The film opens in suburban Perth in the mid-’80s, as we watch John and Evelyn picking up a young woman on her way home from net ball practice, offering her friendly faces and a ride home in the heat. She’ll never be seen alive again. John and Evelyn have worked out a seemingly successful and extremely sick domestic routine, where they kidnap women using Evelyn as bait (a couple is more trustworthy than a single man, after all), chain them up in their spare bedroom, torture them for a couple of days, and kill them. We witness the completion of this cycle as John drives out to the wilderness to bury the body while Evelyn washes blood out of the sheets, all before the film’s title card appears more than 10 minutes in.

Hounds Of Love patiently develops its characters, spending enough time with Vicki, her boyfriend, and her divorced parents for maximum payoff later in the film. Then Vicki sneaks out one night to go to a party; on her way there, she’s approached by John and Evelyn on the hunt for a new victim. Vicki is street smart enough to know not to jump into a stranger’s car, but through a series of small concessions she ends up first standing in their driveway, then coming inside, then accepting a drink, then fighting for her life as John and Evelyn chain her to the bed, “Nights In White Satin” blaring in the background.
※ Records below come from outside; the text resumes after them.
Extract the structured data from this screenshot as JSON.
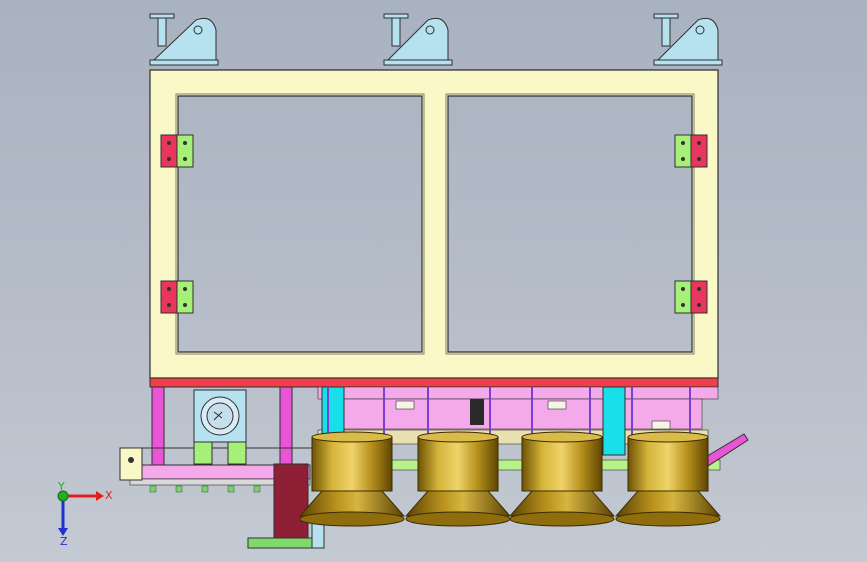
{
  "view": {
    "type": "cad-assembly-view",
    "background_top": "#a9b2c0",
    "background_bottom": "#c4cad3"
  },
  "colors": {
    "frame": "#fbf8c8",
    "frame_edge": "#2f2f2f",
    "mount": "#b6e2f0",
    "hinge_red": "#e8365d",
    "hinge_green": "#a6f07a",
    "rail_red": "#ef3f48",
    "magenta": "#e855d6",
    "pink": "#f3a9ea",
    "cyan": "#18dfe8",
    "gold": "#c7a21b",
    "gold_dark": "#7a5d06",
    "maroon": "#8e1f35",
    "green": "#80d96b"
  },
  "triad": {
    "x_label": "X",
    "y_label": "Y",
    "z_label": "Z",
    "x_color": "#e02020",
    "y_color": "#20b020",
    "z_color": "#2030d0"
  },
  "parts": {
    "frame": "main-frame",
    "mounts": [
      "mount-left",
      "mount-center",
      "mount-right"
    ],
    "hinges": [
      "hinge-top-left",
      "hinge-top-right",
      "hinge-bottom-left",
      "hinge-bottom-right"
    ],
    "motor": "motor-unit",
    "cups": [
      "cup-1",
      "cup-2",
      "cup-3",
      "cup-4"
    ]
  }
}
At this point, Evelyn seems to be as much of a monster as her husband, and both of them are clearly aroused by Vicki’s struggle. But over the course of the film, Emma Booth’s powerful performance reveals Evelyn to be an emotionally shattered woman who John has been grooming since she was 13 years old. A classic narcissistic abuser, John uses the absence of her children (who live with their father, a man Evelyn was with between stints with John) and the presence of their captives (whose youth and beauty stoke her insecurities) to manipulate Evelyn into believing that rape and murder will bring them closer together as a couple. Even when she’s lashing out in anger, Booth displays a brokenness that makes her character, if not sympathetic, then profoundly tragic.
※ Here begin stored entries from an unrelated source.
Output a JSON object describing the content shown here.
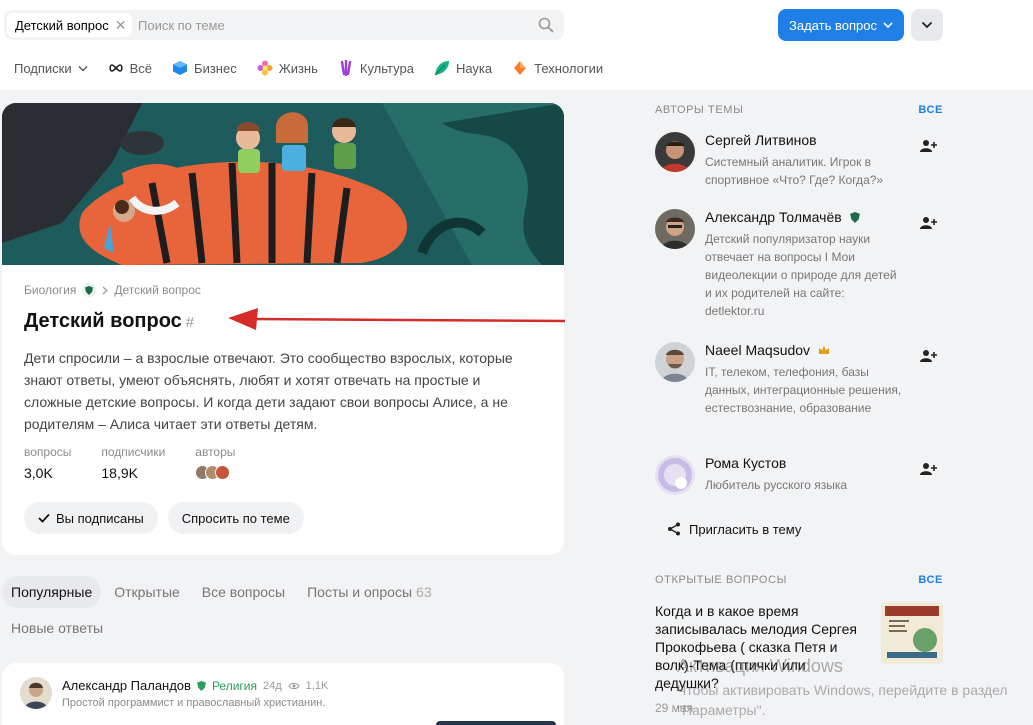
{
  "header": {
    "search_chip": "Детский вопрос",
    "search_placeholder": "Поиск по теме",
    "ask_button": "Задать вопрос"
  },
  "topics": [
    {
      "label": "Подписки",
      "icon": "chevron-down-icon"
    },
    {
      "label": "Всё",
      "icon": "infinity-icon"
    },
    {
      "label": "Бизнес",
      "icon": "cube-icon"
    },
    {
      "label": "Жизнь",
      "icon": "flower-icon"
    },
    {
      "label": "Культура",
      "icon": "culture-icon"
    },
    {
      "label": "Наука",
      "icon": "leaf-icon"
    },
    {
      "label": "Технологии",
      "icon": "diamond-icon"
    }
  ],
  "community": {
    "breadcrumb_parent": "Биология",
    "breadcrumb_current": "Детский вопрос",
    "title": "Детский вопрос",
    "hash": "#",
    "description": "Дети спросили – а взрослые отвечают. Это сообщество взрослых, которые знают ответы, умеют объяснять, любят и хотят отвечать на простые и сложные детские вопросы. И когда дети задают свои вопросы Алисе, а не родителям – Алиса читает эти ответы детям.",
    "stats": {
      "questions_label": "вопросы",
      "questions_value": "3,0K",
      "subscribers_label": "подписчики",
      "subscribers_value": "18,9K",
      "authors_label": "авторы"
    },
    "subscribed_button": "Вы подписаны",
    "ask_topic_button": "Спросить по теме"
  },
  "tabs": [
    {
      "label": "Популярные",
      "active": true
    },
    {
      "label": "Открытые",
      "active": false
    },
    {
      "label": "Все вопросы",
      "active": false
    },
    {
      "label": "Посты и опросы",
      "count": "63",
      "active": false
    },
    {
      "label": "Новые ответы",
      "active": false
    }
  ],
  "post": {
    "author": "Александр Паландов",
    "topic": "Религия",
    "age": "24д",
    "views": "1,1K",
    "bio": "Простой программист и православный христианин."
  },
  "authors_section": {
    "heading": "АВТОРЫ ТЕМЫ",
    "all_link": "ВСЕ",
    "items": [
      {
        "name": "Сергей Литвинов",
        "bio": "Системный аналитик. Игрок в спортивное «Что? Где? Когда?»"
      },
      {
        "name": "Александр Толмачёв",
        "bio": "Детский популяризатор науки отвечает на вопросы I Мои видеолекции о природе для детей и их родителей на сайте: detlektor.ru"
      },
      {
        "name": "Naeel Maqsudov",
        "bio": "IT, телеком, телефония, базы данных, интеграционные решения, естествознание, образование"
      },
      {
        "name": "Рома Кустов",
        "bio": "Любитель русского языка"
      }
    ],
    "invite_button": "Пригласить в тему"
  },
  "open_questions": {
    "heading": "ОТКРЫТЫЕ ВОПРОСЫ",
    "all_link": "ВСЕ",
    "question": "Когда и в какое время записывалась мелодия Сергея Прокофьева ( сказка Петя и волк)-Тема (птички или дедушки?",
    "date": "29 мая"
  },
  "watermark": {
    "line1": "Активация Windows",
    "line2": "Чтобы активировать Windows, перейдите в раздел",
    "line3": "\"Параметры\"."
  },
  "colors": {
    "accent": "#1f7fe7",
    "arrow": "#d62b2b",
    "religion": "#2a9d5c"
  }
}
Meanwhile, Vicki’s mother, Maggie (Susie Porter), is engaged in a futile quest to get local police to investigate her daughter’s case. Even with bulletin boards overflowing with pictures of missing girls, local police insist that Vicki has run away and that Maggie is just being hysterical. Making things worse is Vicki’s dad, who claims that, had Maggie not abandoned the family to be an “independent woman,” none of this would have happened. It’s Maggie’s dogged investigation that leads to an unbearably intense climactic scene, as the tensions that have been building throughout the film explode.

For a first-time director, Young displays remarkable control over Hounds Of Love. He even gets cocky sometimes, with showy shots like a drone swooping over a dry grove of pine trees or a long slow-motion tracking shot through John and Evelyn’s neighborhood. Thankfully, these visual flourishes are deployed sparely enough to not be too intrusive, as are the pop songs from the Moody Blues, Cat Stevens, and Joy Division peppered throughout.

Mostly, though, Young’s style is fastidiously realistic, with little touches like the planes constantly going by overhead and Evelyn’s high-waisted jeans giving a specific sense of time and place. Some details, like the box of stuffed animals that lets viewers know that John and Evelyn keep their victims in the room that once belonged to Evelyn’s children, are downright devastating. The script is similarly carefully constructed, with no subtle visual cue or offhand comment left unexplored. Hounds Of Love is a remarkable achievement in that it does exactly what it sets out to do, and what it sets out to do is traumatize the hell out of you. You just might not want to watch it twice.